Oracle Releases Database Firewall

Top 10 Security Stories Of 2010

Oracle on Monday announced that it has released Oracle Database Firewall, which is designed to monitor databases in real time, enforce normal database behavior, and defend against unauthorized information access or SQL injection attacks.

To do that, the software uses what Oracle calls "SQL grammar analysis technology" to assess SQL queries, backed by SQL statement whitelists and blacklists, exception policies to support patching or custom jobs, and policy that can assess everything from time of day and IP address to user and SQL category. The firewall is based on technology Oracle acquired with database firewall vendor Secerno in May 2010.

Notably, Oracle Database Firewall requires no changes to existing databases, applications, or infrastructure, and can be deployed in-line with databases for active blocking, or out of band for monitoring only. It can be deployed on almost any type of Intel-based hardware, and works with all Oracle databases, including Oracle Database 11g, as well as IBM DB2 version 9.x (for Linux, Unix, and Windows), Microsoft SQL Server (2000, 2005, and 2008), Sybase Adaptive Server Enterprise versions 12.5.4 to 15, and Sybase SQL Anywhere v10.

Why use a database firewall? According to the Open Web Application Security Project, SQL injection attacks pose the biggest risk to Web application security.

Yet, too few organizations actively block SQL injection attacks. "Most customers don't use database security tools right now," said Martin Kuppinger, founder of market researcher KuppingerCole, in an email interview.
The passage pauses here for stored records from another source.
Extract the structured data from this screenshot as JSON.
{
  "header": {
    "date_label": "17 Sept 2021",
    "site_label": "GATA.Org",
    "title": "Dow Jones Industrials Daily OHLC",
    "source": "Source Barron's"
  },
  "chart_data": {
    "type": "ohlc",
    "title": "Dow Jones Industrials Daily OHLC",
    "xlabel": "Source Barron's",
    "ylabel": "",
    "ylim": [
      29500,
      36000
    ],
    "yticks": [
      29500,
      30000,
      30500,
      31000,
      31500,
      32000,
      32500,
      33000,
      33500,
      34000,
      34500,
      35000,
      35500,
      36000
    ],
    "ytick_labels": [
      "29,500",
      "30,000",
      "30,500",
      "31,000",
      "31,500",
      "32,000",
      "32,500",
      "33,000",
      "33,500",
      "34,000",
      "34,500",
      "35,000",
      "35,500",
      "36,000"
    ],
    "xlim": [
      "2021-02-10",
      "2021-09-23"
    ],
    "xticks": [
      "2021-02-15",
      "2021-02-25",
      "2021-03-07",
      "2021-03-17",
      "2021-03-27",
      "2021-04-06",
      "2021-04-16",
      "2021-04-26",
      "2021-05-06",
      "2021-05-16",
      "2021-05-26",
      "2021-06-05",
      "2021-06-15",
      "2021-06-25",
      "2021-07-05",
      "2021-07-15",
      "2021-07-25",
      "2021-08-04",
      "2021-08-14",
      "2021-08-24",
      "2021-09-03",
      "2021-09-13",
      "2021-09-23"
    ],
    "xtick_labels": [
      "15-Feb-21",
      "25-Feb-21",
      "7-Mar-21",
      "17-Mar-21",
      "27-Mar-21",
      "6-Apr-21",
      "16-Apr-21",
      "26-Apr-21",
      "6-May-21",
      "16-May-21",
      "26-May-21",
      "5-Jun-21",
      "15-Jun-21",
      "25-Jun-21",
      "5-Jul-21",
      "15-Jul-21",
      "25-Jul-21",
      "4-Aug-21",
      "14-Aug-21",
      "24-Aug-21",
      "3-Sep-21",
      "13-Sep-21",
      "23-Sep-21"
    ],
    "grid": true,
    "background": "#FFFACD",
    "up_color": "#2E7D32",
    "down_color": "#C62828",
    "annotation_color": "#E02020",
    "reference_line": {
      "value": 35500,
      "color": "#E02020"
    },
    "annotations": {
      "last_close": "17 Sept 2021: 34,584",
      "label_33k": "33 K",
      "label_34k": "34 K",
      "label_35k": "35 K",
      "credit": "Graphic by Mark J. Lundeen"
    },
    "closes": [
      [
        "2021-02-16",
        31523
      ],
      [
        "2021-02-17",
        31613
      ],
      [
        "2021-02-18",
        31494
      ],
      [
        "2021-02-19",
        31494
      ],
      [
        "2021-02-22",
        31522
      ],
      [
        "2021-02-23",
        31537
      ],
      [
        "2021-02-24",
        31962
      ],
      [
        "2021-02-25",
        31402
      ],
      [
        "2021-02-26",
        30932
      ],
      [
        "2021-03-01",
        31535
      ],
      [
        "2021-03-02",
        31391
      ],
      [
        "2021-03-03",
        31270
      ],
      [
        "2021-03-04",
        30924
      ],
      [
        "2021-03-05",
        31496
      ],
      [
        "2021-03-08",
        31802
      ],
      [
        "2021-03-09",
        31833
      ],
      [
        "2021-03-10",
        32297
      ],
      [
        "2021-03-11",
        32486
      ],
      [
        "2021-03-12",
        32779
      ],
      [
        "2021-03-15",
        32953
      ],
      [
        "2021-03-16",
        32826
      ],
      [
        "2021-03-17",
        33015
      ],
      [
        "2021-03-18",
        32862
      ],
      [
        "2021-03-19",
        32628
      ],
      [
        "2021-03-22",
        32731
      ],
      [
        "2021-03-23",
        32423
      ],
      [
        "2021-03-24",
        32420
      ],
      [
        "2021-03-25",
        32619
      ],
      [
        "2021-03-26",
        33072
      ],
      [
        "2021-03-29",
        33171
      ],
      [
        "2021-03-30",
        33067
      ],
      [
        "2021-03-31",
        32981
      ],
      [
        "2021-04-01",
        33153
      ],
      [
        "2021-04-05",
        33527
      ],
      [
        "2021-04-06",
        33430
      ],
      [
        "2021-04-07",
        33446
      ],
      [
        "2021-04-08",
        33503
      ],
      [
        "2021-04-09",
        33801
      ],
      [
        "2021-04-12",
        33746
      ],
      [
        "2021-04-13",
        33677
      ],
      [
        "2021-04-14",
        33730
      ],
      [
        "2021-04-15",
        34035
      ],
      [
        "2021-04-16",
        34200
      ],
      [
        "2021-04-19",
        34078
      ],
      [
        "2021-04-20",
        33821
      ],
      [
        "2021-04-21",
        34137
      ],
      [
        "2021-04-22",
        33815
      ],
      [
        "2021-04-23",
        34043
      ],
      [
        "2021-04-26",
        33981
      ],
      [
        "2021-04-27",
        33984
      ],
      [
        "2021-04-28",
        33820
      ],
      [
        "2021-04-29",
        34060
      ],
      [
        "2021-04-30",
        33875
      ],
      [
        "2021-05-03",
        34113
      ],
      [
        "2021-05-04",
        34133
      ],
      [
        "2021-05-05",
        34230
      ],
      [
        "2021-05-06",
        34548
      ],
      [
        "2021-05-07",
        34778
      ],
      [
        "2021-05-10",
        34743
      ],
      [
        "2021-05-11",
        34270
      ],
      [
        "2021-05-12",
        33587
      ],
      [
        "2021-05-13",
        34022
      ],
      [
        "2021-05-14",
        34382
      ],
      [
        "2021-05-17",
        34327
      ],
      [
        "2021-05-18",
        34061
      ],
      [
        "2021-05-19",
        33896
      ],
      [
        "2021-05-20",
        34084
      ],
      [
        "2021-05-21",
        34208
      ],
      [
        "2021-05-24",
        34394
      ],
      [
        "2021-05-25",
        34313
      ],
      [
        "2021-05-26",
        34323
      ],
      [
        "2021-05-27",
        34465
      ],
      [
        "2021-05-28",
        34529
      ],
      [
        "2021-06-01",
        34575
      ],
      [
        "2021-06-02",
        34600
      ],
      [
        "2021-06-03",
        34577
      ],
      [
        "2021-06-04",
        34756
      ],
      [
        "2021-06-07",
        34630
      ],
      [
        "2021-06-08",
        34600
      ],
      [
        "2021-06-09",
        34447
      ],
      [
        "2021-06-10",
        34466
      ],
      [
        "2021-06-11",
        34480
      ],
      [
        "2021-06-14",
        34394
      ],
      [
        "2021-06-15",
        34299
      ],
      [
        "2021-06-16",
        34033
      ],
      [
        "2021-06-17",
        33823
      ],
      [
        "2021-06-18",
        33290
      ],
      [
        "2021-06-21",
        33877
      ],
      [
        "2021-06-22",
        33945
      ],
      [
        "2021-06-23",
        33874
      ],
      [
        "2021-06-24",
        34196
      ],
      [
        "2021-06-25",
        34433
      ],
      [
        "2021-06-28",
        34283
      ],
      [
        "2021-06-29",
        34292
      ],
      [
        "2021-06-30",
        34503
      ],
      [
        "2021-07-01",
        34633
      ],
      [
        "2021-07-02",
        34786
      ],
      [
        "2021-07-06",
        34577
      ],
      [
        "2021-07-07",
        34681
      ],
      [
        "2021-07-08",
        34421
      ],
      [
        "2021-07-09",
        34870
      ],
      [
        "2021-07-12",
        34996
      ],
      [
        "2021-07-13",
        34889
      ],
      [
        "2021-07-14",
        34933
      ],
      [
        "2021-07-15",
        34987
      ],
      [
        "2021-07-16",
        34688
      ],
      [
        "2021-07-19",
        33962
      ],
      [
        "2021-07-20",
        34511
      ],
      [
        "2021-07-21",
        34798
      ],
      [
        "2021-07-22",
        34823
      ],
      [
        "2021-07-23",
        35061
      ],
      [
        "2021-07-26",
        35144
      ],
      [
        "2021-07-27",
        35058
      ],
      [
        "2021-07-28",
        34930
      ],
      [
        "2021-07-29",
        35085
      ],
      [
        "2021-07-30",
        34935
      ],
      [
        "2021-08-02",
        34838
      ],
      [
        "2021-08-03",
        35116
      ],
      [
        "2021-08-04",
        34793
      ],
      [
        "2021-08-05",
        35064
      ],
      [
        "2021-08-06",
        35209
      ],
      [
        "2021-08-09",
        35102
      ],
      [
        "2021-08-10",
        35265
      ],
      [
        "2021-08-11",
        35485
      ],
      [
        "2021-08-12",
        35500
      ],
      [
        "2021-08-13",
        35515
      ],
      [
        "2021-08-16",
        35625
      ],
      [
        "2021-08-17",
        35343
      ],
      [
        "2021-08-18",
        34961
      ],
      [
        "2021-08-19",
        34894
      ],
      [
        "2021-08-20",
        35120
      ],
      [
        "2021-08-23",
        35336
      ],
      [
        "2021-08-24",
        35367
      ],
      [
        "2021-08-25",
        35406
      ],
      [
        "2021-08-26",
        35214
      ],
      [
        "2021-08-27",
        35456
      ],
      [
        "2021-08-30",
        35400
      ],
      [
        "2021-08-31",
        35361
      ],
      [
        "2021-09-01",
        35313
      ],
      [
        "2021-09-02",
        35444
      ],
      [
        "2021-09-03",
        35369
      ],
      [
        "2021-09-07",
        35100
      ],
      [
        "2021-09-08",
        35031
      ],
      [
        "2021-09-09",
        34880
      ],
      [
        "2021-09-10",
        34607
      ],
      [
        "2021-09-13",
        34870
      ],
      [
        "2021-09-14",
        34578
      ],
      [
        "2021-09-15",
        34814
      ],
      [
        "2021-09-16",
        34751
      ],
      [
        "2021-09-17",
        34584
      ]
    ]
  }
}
"Customers are not taking sufficient measures to prevent attacks from reaching their databases," said Vipin Samar, VP of database security for Oracle, in an email interview. "This is confirmed by industry reports like the 2010 (and 2009) Verizon Data Breach Investigations Report that found that compromised database servers were responsible for 89% of breached data. This isn't surprising since sensitive and regulated data in most organizations resides in their databases."

Oracle Database Firewall isn't the only database firewall in town. According to Kuppinger, it competes directly with IBM Guardium. But Oracle itself is no newcomer to database security, given that it has "the overall most advanced and complete portfolio of database security products," he said.

Why sell SQL injection attack prevention as an add-on, instead of building it directly into databases? "You could provide protection against SQL injection attacks built into databases, but that would be another approach than a database firewall," said Kuppinger. "Database firewalls are easy to set up, and they protect many instances of databases." Furthermore, while protecting the database itself might be theoretically superior, it could pose practical problems, especially from a policy and management point of view.

Adding security outside the database also helps future-proof -- and presumably, cost-control -- database investments, said Oracle's Samar. "Over time, there will be many advancements coming around to the databases, but customers do not want to have to upgrade their databases to take advantage of these new capabilities."